Behavioral Insider: In your report, you distinguish between two definitions of BT. What are they?
Riley: 'Extended content targeting' specifically means an advertiser will be targeting someone who has looked at a particular type of content as defined by both the advertisers and the publisher. And then they target an ad to that person when [he's] on a different type of content.
The second type, 'purchase intent targeting,' is slightly more truly behaviorial--and this arises when an advertiser has a goal to find somebody within a purchase cycle. They are looking for someone who is actually researching a product or talking about buying. It is a way to take advantage of a much wider reach, because sites like automotive sell out quickly. Advertisers in the space understand the value of the site itself and are looking for extended reach, since they know there is such a short window of time when people will be researching.
BI: Is there some confusion among advertisers about these definitions and how each works?
Riley: I think there is. And there is 'retargeting.' All of these things being called behavioral targeting can be confusing. If you look at our report, not a ton of people have adopted behavioral targeting yet, and I think one reason is they really aren't sure how it fits into their business model. With advertisers who can define a purchase cycle and find people researching a purchase, then behavioral targeting is an obvious tool to test. With brand advertisers, it becomes a little hazier.

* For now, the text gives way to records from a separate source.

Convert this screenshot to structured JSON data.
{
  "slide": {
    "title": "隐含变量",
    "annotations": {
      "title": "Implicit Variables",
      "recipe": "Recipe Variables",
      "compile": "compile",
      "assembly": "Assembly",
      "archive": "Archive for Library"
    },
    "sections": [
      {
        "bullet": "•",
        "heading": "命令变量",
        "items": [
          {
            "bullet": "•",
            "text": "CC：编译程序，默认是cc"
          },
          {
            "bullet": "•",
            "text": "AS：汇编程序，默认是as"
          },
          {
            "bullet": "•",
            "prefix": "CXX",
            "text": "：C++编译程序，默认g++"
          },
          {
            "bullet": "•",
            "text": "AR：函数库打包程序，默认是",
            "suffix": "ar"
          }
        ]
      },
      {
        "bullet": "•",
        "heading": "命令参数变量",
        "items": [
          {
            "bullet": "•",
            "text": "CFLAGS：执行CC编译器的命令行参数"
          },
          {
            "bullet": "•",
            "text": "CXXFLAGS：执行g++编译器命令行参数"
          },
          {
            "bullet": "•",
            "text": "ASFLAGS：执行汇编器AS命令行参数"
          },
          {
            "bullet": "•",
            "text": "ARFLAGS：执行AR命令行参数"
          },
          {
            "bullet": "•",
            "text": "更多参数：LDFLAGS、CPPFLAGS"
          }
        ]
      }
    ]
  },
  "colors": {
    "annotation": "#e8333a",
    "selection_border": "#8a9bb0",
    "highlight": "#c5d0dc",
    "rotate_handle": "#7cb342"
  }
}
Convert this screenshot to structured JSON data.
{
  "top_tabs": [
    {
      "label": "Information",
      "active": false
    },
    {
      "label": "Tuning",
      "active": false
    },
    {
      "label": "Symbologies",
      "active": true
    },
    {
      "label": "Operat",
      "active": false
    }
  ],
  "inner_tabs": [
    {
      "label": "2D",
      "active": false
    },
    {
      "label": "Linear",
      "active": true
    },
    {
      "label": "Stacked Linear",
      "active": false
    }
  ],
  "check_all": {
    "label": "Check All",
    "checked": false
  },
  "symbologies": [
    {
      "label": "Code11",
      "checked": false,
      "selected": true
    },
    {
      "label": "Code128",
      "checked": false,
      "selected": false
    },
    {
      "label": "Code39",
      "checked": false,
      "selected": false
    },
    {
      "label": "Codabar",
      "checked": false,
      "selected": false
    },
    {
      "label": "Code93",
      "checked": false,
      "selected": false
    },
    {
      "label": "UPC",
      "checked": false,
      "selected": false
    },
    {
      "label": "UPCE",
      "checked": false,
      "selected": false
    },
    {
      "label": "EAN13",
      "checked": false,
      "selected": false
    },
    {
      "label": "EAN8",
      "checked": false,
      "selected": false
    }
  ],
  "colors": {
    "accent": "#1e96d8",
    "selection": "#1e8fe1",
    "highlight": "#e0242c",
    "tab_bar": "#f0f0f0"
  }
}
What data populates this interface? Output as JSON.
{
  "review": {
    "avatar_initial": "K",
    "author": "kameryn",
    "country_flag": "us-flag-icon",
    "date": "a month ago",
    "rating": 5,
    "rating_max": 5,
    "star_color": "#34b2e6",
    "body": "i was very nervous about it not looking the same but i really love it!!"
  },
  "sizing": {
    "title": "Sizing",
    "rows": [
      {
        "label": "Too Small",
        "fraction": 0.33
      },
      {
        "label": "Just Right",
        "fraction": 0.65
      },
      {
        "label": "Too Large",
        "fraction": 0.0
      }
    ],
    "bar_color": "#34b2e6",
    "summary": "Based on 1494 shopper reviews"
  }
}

BI: Does industry education remain a problem?
Riley: It [varies] by vertical. In travel and automotive and even the finance vertical, behavioral targeting has caught on. With a large swathe of brand advertisers and several direct response type advertisers it's less familiar. Two different groups are trying to educate advertisers. The first are Web properties, and Yahoo is a perfect example. Their Yahoo Fusion is essentially extended content targeting, but they train their salespeople to bring this up as an example of extended reach for somebody who feels they have gotten to the outer limits of their buy with Yahoo. The ones with proprietary technology or within a large network... who have seen success with it, are able to bring it up in the sales process. To a large degree, though, it really is coming from agencies. They are pretty well educated when it comes to direct response and how it leverages behavioral targeting--and they are starting to pick it up on the brand side, and that is where the larger advertisers will start dipping their toes.
BI: Your surveys showed how advertisers that had tried BT had different view of the challenges to using the technique. They tended to see things like finding the right sites, negotiating with sites, and measuring ROI across media more challenging. Does that raise any red or yellow flags for the BT industry?
Riley: It's hard to understand how to determine your target. There is no standard yet, especially with individual advertisers that aren't in one of these easy verticals like automotive where you can find people researching a product. The reason is that just because somebody reads two or three articles on the subject doesn't necessarily mean they are better audience for you. You need to figure out, if that's not the right definition, then what is? As Yahoo and [others] collect data over large swatches of advertisers, they are going to be more effective about consulting with the advertiser, but it's still very early in the process.
BI: Is BT going to be appropriate for shorter-term-consideration purchases?
Riley: Even short-purchase-cycle advertiser could benefit from BT. The issue is, can you identify the behavior quickly enough to show them the right ads. I don't think that people have gotten used to coming up with the right definition of what a useful behavior is. The technology needs to advance or the network get large enough or tapped into e-commerce sites effectively enough to figure out that people are researching a pretty quick buy. Their window is very small. For example, I think eBay partnering with Yahoo would give Yahoo potentially a great window into something like a short purchase cycle with millions of purchases going on each month.
BI: Do you see a place for BT in branding?
Riley: It's still up to the advertiser to figure out what the right behavior is to target. I am always a proponent of experimenting and it takes a long time to figure out the right way to do any type of advertising. But in many cases it's very hard to figure out what is a behavior online that indicates that this person is more likely to listen to my message.
BI: What are the key weaknesses in the marketplace of BT offerings from both the vendors and the publishers?
Riley: There are two different issues right now. With the more popular verticals like automotive, it is really selling out the extended buys, so someone like ValueClick has recently partnered with Jumpstart in an attempt to increase their available inventory for auto advertisers. There still is a limited reach, especially in industries where not everyone is going to be buying your product all the times.
On the content side, a lot of it is just figuring out what content is worthwhile to target and what's not. Just because someone reads an article about golfing, is that an indicator of what they then want to buy? And how do you categorize different types of content across different Web sites? Do the people who read golf articles on ESPN.com have the same interest as someone who reads the golf article by chance on the Wall Street Journal [site]? That comes into play a lot. And then there is overlaying BT with other types of targeting. Your audiences shrink dramatically. If you have a demographic or geo-target you want to stick to, suddenly you are left with 50 impressions a day.